The Intersphere sait se faire désirer. Il aura donc fallu patienter quasi cinq ans pour s’envoyer le successeur de Relations In The Unseen. Pour autant le combo de Mannheim n’a jamais vraiment été inactif avec pas mal de tournées en contrées teutonnes principalement.
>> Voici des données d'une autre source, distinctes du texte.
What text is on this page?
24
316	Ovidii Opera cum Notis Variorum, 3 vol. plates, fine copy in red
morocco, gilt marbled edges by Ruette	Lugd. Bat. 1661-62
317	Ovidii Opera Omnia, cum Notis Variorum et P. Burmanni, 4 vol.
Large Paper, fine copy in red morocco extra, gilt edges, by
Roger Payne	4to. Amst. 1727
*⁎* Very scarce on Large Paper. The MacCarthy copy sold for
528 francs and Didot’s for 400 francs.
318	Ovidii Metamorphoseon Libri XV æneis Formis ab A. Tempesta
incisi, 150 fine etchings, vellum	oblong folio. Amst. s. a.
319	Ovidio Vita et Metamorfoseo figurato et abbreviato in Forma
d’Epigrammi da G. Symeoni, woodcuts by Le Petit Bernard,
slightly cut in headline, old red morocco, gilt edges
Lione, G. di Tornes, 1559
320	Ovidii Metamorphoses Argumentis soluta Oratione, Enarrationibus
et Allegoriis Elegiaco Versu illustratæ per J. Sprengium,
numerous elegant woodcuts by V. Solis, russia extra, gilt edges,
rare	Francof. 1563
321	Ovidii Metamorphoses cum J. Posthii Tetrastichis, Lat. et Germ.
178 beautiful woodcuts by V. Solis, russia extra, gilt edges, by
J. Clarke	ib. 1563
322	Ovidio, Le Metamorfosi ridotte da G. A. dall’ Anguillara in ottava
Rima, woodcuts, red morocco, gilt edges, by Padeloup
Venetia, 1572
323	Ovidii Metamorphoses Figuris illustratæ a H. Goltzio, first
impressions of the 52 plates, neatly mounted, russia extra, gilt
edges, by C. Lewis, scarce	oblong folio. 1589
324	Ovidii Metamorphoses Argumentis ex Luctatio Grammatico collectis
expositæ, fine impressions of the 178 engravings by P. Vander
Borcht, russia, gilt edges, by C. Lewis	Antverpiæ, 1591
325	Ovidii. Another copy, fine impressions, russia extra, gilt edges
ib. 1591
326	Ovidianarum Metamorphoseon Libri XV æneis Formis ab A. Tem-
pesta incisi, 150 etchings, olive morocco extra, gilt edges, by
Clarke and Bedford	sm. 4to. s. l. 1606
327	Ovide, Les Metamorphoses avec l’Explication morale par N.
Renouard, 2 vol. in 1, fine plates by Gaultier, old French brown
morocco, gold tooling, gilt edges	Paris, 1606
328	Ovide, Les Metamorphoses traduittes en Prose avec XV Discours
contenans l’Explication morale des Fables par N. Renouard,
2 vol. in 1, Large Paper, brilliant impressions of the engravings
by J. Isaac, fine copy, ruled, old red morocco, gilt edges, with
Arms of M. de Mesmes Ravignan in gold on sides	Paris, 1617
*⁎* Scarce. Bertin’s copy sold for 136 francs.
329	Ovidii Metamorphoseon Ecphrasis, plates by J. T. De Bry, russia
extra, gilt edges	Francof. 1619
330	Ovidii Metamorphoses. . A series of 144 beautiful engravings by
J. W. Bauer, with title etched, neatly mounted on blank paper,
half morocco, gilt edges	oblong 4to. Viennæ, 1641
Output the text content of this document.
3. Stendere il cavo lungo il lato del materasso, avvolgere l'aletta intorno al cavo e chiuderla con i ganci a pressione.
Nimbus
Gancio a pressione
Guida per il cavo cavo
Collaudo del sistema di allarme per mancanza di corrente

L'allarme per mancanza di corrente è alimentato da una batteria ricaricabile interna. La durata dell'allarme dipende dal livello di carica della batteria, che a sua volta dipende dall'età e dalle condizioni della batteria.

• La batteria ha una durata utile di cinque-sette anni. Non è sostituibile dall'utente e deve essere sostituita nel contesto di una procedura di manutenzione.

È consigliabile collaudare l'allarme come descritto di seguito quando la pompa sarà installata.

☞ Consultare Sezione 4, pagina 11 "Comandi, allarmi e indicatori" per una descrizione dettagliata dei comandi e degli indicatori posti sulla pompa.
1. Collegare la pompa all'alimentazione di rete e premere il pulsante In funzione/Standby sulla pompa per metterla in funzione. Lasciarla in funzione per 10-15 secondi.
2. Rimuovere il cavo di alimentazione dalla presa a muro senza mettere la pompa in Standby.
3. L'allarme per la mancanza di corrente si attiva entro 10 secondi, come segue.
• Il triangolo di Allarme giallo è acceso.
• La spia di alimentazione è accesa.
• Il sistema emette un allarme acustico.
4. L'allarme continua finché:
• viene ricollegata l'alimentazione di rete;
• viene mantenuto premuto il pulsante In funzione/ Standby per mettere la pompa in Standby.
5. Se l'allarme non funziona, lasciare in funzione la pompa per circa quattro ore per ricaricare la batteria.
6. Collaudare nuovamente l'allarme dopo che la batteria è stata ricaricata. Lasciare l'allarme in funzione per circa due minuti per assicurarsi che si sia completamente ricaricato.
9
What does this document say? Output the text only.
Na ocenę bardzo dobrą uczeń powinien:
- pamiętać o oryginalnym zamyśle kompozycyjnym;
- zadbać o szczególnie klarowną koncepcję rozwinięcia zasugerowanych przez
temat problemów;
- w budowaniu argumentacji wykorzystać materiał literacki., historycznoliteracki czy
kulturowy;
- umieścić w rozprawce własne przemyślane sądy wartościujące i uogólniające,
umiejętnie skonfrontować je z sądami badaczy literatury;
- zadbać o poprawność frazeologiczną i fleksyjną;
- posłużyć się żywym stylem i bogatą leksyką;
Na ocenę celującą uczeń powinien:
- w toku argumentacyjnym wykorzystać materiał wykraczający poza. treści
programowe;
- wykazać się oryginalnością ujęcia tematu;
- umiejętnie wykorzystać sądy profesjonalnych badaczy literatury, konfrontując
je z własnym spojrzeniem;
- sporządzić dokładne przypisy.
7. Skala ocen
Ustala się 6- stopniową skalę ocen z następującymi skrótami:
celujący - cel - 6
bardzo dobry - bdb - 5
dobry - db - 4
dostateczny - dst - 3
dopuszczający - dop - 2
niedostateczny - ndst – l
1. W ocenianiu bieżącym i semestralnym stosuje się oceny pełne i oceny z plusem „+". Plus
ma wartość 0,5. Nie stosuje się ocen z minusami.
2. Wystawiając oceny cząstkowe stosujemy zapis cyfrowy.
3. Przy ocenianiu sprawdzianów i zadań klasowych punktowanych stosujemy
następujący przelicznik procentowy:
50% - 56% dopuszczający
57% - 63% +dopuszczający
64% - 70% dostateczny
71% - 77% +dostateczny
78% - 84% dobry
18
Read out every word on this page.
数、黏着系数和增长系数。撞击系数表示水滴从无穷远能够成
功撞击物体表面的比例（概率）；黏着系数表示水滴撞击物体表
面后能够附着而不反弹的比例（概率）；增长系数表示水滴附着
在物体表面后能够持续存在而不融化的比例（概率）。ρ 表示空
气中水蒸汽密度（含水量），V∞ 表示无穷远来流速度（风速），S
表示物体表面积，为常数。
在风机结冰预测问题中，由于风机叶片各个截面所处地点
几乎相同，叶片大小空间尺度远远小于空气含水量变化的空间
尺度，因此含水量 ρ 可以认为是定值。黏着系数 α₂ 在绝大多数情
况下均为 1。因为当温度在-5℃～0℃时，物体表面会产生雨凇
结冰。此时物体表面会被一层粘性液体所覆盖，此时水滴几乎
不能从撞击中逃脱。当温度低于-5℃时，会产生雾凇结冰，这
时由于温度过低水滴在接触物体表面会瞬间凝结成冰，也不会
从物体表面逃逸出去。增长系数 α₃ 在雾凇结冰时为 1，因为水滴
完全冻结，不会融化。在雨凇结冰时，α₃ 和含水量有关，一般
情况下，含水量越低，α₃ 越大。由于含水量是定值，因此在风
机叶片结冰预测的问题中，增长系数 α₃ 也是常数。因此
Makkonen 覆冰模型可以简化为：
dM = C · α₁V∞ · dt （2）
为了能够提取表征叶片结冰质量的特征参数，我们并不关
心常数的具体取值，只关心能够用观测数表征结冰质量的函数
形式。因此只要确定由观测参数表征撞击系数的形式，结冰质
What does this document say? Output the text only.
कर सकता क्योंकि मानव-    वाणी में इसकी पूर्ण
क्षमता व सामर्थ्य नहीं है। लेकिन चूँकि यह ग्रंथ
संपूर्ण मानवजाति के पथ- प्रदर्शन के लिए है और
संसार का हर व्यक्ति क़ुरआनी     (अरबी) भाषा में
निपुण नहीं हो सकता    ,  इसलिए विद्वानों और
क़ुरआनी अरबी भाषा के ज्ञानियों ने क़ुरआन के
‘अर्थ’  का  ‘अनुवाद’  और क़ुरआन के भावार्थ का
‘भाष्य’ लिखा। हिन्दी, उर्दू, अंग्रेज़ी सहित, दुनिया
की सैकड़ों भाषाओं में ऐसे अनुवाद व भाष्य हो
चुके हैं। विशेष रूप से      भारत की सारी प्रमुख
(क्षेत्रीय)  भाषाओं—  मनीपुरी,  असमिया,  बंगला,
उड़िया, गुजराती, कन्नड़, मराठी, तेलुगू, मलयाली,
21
Pour leur cinquième opus, Christoph Hessler aux vocaux, Thomas Zipner aux grattes, Moritz Müller aux baguettes et leur nouveau bassiste Daniel Weber ont reconduits la formule des deux galettes précédentes. Les quatre larrons ont choisi d’enregistrer ensemble tous les instruments en prises directes dans le studio pour capter et restituer l’énergie des concerts. Ce parti pris s’avère judicieux. Musicalement, nous naviguons ici en territoire de Rock metal alternatif bien moderne.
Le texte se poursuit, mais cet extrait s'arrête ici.